L’Acqua, la Pietra, il Fuoco. Bartolomeo Ammannati scultore (1511-1592)
Bargello National Museum. Florence
May - September 2011
In the spring of 2011, the Bargello held the first monographic exhibition dedicated to Bartolomeo Ammannati, marking the 500th anniversary of the artist’s birth, whose sculptures the Bargello largely possessed. The title alluded to the central theme of the exhibition, which focused on the three significant fountains that Ammannati created under the commission of Duke Cosimo I: the one intended for the Hall of the Five Hundred in the Palazzo Vecchio, the fountain for Piazza della Signoria (known as the "Biancone"), and the fountain for the garden of the Medici Villa of Castello.
The exhibition featured a spectacular reconstruction, in the Bargello courtyard, of the first of these: the marble fountain that was meant to be installed in the Hall of the Five Hundred in Palazzo Vecchio (hence called "of the Grand Hall"), composed of six large statues of deities.
Over the centuries, it had adorned the grand ducal gardens of Pratolino and Boboli, before being disassembled and brought to the Bargello.
In fact, the initial, suggestive project of a fountain inside the Grand Hall was halted in 1560 in favor of the more public (and more propagandistic) Piazza Fountain – or "Biancone" – which was also entrusted to Ammannati. A few years later, the Duke also commissioned him to create the fountain for his Villa of Castello, featuring the gigantic bronze Hercules and Antaeus at the center of the garden, along with various animals inside the grotto.
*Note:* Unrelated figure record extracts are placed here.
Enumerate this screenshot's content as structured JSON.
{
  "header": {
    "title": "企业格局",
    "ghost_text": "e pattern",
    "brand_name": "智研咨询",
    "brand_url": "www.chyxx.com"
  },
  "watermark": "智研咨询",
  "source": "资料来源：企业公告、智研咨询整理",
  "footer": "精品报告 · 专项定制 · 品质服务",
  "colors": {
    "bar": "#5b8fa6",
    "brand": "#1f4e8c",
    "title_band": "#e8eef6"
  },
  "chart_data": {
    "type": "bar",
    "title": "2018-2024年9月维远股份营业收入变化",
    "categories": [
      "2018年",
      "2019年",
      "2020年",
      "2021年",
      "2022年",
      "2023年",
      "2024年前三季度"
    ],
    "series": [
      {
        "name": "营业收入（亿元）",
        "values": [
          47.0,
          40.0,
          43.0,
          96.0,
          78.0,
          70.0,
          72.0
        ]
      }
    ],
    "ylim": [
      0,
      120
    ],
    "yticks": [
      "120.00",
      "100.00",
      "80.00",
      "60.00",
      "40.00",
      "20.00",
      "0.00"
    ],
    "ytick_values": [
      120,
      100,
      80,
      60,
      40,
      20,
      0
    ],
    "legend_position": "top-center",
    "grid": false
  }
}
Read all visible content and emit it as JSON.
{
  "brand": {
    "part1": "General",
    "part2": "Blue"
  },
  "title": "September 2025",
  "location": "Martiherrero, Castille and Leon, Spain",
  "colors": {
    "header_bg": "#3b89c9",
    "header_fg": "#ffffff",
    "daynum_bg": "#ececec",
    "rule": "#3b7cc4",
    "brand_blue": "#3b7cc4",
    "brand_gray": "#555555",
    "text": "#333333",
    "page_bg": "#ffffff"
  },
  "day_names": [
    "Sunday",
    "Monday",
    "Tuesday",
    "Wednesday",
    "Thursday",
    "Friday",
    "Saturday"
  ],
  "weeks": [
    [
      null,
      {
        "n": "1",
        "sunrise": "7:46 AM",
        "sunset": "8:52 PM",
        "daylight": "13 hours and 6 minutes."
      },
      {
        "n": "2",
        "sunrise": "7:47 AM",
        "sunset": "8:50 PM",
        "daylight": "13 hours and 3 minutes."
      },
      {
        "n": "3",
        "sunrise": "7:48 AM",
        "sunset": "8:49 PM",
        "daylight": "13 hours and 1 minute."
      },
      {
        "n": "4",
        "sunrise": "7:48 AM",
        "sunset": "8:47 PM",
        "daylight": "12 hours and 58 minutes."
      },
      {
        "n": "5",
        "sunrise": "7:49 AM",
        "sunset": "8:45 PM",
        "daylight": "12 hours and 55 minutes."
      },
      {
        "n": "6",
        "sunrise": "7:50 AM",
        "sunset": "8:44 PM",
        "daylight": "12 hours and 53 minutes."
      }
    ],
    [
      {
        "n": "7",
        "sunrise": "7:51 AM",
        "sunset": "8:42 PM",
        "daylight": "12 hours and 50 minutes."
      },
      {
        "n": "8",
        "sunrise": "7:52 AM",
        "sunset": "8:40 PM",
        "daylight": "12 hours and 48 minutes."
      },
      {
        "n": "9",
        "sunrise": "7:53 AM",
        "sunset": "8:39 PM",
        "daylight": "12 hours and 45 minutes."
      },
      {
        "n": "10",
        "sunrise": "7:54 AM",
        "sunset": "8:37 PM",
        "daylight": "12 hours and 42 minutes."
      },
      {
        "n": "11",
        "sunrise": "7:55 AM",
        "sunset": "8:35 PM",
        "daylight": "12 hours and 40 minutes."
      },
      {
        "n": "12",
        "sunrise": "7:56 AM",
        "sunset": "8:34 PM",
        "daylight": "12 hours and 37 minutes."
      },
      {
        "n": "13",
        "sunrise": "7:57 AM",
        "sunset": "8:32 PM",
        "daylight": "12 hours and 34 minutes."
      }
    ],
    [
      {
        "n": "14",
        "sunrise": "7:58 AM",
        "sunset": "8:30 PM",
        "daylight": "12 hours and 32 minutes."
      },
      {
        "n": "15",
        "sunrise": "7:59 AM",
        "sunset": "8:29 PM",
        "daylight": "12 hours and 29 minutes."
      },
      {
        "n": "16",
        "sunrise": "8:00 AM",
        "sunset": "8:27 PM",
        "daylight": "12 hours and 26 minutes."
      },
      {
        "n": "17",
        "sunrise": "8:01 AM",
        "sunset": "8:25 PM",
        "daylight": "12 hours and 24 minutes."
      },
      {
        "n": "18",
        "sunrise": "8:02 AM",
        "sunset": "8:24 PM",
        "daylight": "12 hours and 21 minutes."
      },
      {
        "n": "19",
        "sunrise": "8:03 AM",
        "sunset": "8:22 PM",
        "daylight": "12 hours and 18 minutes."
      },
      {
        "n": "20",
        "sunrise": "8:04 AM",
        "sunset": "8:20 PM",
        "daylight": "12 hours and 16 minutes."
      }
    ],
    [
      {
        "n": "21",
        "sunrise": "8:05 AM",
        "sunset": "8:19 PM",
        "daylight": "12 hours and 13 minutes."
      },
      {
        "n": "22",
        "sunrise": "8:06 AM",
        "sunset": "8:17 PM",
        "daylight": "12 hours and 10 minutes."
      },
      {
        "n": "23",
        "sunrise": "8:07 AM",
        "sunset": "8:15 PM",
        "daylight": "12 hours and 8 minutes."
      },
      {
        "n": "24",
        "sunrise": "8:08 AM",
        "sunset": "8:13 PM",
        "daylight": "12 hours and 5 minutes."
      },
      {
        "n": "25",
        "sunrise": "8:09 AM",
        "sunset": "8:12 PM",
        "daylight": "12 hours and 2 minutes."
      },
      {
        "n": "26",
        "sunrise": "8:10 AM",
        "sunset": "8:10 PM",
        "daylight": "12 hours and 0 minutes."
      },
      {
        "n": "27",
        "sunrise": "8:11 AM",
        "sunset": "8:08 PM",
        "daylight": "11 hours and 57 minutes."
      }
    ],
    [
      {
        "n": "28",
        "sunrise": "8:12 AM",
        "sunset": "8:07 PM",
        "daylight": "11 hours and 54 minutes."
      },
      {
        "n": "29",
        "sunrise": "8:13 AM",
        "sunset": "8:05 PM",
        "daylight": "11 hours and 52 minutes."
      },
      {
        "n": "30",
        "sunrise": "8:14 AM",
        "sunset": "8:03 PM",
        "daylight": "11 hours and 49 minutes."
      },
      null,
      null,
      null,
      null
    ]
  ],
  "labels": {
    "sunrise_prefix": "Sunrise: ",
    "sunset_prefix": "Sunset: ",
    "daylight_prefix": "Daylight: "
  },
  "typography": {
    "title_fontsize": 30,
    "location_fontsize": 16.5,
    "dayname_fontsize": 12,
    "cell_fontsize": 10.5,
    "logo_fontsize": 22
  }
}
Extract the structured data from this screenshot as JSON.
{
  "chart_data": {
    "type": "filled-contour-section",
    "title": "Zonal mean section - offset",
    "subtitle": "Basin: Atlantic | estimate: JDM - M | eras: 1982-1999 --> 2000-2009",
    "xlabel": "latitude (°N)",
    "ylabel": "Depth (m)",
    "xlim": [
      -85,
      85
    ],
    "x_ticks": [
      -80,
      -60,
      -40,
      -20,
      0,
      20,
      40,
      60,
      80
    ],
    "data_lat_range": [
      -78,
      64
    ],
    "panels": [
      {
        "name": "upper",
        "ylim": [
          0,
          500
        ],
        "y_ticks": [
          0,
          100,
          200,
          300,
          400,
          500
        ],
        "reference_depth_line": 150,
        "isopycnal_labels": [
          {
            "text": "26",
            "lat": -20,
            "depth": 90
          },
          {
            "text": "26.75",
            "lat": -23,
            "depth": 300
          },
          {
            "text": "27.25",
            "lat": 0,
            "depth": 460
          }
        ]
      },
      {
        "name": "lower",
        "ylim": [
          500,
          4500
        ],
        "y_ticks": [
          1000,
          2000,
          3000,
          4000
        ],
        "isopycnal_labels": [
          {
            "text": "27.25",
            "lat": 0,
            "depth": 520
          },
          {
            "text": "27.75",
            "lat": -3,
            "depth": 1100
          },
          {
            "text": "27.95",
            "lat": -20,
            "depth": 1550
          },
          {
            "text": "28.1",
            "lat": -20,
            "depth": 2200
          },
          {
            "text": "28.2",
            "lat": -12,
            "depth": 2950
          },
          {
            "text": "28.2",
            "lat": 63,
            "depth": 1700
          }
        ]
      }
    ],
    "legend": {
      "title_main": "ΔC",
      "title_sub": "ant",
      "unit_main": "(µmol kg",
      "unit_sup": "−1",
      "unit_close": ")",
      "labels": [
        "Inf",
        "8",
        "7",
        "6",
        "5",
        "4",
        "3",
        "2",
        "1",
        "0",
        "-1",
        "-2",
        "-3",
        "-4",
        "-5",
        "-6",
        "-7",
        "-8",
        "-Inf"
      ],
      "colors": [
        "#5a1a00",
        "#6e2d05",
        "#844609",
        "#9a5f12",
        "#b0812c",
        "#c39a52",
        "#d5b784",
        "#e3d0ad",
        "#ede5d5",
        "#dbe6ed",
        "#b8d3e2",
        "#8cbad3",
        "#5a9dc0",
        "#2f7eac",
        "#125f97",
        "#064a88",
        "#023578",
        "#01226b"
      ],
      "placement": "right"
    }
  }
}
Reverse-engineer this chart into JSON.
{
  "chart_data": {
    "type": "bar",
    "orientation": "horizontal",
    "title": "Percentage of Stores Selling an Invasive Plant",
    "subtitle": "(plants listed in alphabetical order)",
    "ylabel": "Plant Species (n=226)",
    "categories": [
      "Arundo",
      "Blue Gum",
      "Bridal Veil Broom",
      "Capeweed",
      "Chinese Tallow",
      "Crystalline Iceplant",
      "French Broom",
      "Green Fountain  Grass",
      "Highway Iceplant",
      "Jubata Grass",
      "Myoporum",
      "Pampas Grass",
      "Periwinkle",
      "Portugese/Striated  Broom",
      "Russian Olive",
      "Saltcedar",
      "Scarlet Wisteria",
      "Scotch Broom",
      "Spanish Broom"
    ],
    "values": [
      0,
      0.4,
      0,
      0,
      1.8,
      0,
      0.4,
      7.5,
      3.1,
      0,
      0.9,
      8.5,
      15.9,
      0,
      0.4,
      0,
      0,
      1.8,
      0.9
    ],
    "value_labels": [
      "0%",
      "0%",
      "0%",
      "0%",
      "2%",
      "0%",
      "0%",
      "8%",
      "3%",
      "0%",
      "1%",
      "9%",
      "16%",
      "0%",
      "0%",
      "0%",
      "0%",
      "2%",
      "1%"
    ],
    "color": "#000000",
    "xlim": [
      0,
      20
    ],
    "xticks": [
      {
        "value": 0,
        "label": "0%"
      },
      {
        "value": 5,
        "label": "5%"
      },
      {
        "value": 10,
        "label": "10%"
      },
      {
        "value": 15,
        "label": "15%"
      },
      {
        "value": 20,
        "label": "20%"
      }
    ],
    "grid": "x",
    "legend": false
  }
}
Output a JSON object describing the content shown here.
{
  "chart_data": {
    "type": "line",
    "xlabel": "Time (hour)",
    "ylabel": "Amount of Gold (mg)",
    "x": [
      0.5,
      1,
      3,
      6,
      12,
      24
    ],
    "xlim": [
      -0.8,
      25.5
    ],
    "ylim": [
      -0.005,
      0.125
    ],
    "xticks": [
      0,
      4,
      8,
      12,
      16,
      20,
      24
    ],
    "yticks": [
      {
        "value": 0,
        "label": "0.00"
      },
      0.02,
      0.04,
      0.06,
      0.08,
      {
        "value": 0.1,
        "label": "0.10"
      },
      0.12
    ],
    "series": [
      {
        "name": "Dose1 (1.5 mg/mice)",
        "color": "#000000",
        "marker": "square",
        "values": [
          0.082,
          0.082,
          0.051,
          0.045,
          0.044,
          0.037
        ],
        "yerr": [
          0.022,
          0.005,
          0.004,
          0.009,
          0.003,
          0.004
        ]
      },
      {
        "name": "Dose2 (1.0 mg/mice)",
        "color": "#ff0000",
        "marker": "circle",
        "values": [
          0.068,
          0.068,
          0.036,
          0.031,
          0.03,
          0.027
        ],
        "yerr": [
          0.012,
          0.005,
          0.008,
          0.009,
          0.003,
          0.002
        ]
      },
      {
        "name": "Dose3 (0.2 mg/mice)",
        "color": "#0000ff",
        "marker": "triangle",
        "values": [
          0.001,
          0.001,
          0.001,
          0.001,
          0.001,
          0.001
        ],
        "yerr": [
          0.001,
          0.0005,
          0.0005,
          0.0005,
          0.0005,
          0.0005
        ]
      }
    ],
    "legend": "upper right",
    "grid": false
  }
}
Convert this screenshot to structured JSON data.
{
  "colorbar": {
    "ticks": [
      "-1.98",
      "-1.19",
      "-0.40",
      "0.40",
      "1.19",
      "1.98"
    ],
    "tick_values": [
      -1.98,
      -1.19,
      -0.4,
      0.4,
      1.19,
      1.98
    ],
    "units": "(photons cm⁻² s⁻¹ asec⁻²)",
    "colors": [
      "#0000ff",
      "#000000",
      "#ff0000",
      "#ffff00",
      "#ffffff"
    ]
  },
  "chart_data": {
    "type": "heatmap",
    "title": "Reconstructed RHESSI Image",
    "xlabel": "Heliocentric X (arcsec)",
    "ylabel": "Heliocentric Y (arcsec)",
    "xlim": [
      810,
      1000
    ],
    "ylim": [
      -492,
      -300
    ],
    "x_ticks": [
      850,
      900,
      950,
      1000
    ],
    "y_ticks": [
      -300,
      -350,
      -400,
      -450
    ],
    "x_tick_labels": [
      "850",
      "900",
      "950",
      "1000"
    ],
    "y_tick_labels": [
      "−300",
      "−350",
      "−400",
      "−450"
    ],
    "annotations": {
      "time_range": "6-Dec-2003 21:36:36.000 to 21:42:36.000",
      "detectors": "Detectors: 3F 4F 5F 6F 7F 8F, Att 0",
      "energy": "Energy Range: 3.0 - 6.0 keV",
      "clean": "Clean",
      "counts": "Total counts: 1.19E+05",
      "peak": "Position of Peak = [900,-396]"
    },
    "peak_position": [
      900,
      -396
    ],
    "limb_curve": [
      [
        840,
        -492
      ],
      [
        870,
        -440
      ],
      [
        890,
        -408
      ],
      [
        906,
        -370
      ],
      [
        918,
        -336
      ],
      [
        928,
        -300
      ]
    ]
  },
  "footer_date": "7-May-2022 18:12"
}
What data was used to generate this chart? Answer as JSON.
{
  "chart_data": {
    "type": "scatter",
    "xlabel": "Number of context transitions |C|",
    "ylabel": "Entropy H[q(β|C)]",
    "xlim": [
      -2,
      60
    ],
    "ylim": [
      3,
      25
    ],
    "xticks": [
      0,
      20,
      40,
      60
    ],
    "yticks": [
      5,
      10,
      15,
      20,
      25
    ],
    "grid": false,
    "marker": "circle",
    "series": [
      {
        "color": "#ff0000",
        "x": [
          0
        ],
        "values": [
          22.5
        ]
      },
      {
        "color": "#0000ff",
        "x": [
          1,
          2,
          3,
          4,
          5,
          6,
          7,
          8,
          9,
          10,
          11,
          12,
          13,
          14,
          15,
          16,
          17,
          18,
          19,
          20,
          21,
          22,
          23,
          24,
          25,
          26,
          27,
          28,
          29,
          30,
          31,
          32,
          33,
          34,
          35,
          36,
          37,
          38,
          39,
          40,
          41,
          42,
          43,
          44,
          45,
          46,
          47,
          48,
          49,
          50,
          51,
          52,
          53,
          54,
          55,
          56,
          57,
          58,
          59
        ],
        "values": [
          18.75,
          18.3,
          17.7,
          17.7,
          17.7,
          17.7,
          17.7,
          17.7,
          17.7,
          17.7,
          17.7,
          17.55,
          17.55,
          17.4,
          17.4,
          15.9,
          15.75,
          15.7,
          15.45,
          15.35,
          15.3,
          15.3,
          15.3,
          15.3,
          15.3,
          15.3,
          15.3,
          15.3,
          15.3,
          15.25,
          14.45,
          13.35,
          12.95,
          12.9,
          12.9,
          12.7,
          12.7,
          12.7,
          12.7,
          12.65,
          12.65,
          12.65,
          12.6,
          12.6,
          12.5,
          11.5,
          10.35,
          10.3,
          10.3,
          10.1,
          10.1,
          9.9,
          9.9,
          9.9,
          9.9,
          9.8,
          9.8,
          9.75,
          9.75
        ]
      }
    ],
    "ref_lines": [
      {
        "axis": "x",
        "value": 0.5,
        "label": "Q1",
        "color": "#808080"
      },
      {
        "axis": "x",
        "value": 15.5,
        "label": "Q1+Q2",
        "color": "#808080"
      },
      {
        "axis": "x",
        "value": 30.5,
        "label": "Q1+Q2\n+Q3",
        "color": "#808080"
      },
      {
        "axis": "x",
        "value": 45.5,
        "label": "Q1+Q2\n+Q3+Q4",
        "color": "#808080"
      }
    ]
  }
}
The exhibition, in collaboration with the Faculty of Architecture at the University of Florence, was dedicated to these three fountains, which illustrated the Grand Duke's policy of using water both as an aesthetic and spectacular element, as well as its rationalization and innovative technical advancements—truly remarkable in enhancing this essential resource for the well-being of his subjects. Other sculptural works by Ammannati, such as the famous Leda and the Swan, the Nari Monument, the Medici Genius, Mars Gradivus, and Venus from the Prado, along with drawings, plans, and documents, completed the exhibition.
An important complement to this project was a short documentary that was projected as part of the exhibition. It illustrated the key phases in the creation of a replica—using resin and plaster molds—of the large marble sculpture of Juno, which was later mounted in the Bargello courtyard in its original position at the top of the Grand Hall Fountain.